D'après la jurisprudence, toute taxation fiscale est présumée conforme à la réalité ; cette présomption ne peut être infirmée que par des faits. Dès lors que les caisses de compensation sont liées par les données fiscales, et que le juge des assurances sociales examine, en principe, uniquement la décision de la caisse quant à sa légalité, le juge ne saurait s'écarter des décisions de taxation entrées en force que si celles-ci contiennent des erreurs manifestes et dûment prouvées, qu'il est possible de rectifier d'emblée, ou s'il s'impose de tenir compte d'éléments de fait sans pertinence en matière fiscale, mais déterminants sur le plan des assurances sociales. À cet égard, de simples doutes sur l'exactitude d'une taxation fiscale ne suffisent pas. La détermination du revenu est, en effet, une tâche qui incombe aux autorités fiscales, et il n'appartient pas au juge des assurances sociales de procéder lui-même à une taxation. L'assuré exerçant une activité lucrative indépendante doit donc faire valoir ses droits en matière de taxation – avec les effets que celle-ci peut avoir sur le calcul des cotisations AVS – en premier lieu dans la procédure judiciaire fiscale (ATF 110 V 86 consid. 4 et 370 s., 106 V 130 consid. 1, 102 V 30 consid. 3a ; VSI 1997 p. 26 consid. 2b et la référence).

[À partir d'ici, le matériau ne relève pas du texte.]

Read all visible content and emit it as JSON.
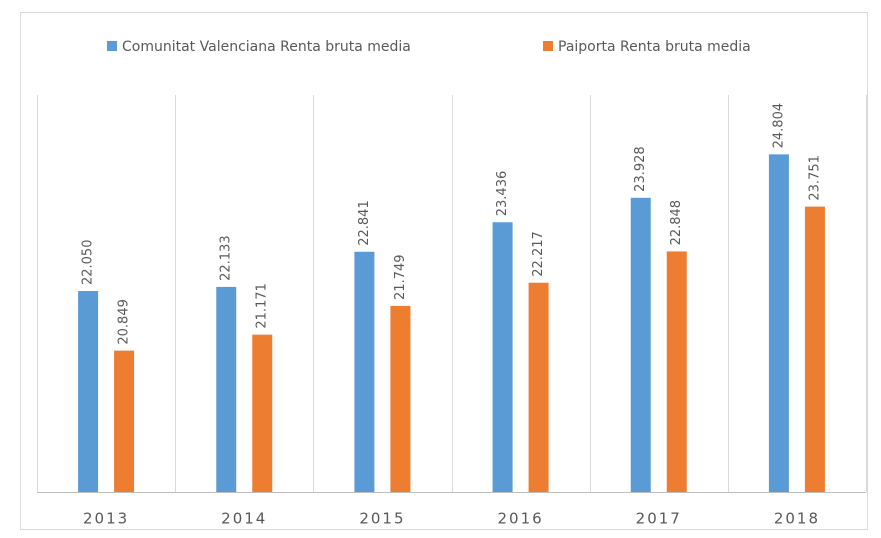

Les communications fiscales sont également contraignantes lorsque les taxations entrées en force auraient probablement été corrigées si elles avaient été attaquées à temps par les voies de recours de droit fiscal (ATF 110 V 369).

7.             Les cotisations à l’assurance en cas de maternité (art. 3 al. 2 de la loi instituant une assurance en cas de maternité et d'adoption du 21 avril 2005 (LAMat - J 5 07) sont fixées sur la base du revenu de l’activité lucrative déterminant pour l’AVS.

Il en va de même des contributions aux allocations familiales (art. 30 al. 1 de la loi sur les allocations familiales du 1er mars 1996 [LAF - J 5 10], qui renvoie lui aussi aux dispositions de la LAVS relative à la fixation des contributions).

8.             En vertu de l’art. 16 al. 1 LAVS, les cotisations dont le montant n’a pas été fixé par voie de décision dans un délai de cinq ans à compter de la fin de l’année civile pour laquelle elles sont dues ne peuvent plus être ni exigées, ni versées, ce que confirme l’art. 24 al. 1 LPGA.

S’il s’agit de cotisations visées aux art. 6 al. 1 LAVS (salariés dont l’employeur n’est pas tenu de payer des cotisations), 8 al. 1 LAVS (cotisations perçues sur le revenu provenant d’une activité indépendante) et 10 al. 1 LAVS (assurés n’exerçant aucune activité lucrative), le délai n’échoit toutefois, en dérogation à l’art. 24 al. 1 de la loi fédérale sur la partie générale du droit des assurances sociales du 6 octobre 2000 (LPGA - RS 830.1), qu’un an après la fin de l’année civile au cours de laquelle la taxation fiscale déterminante est entrée en force.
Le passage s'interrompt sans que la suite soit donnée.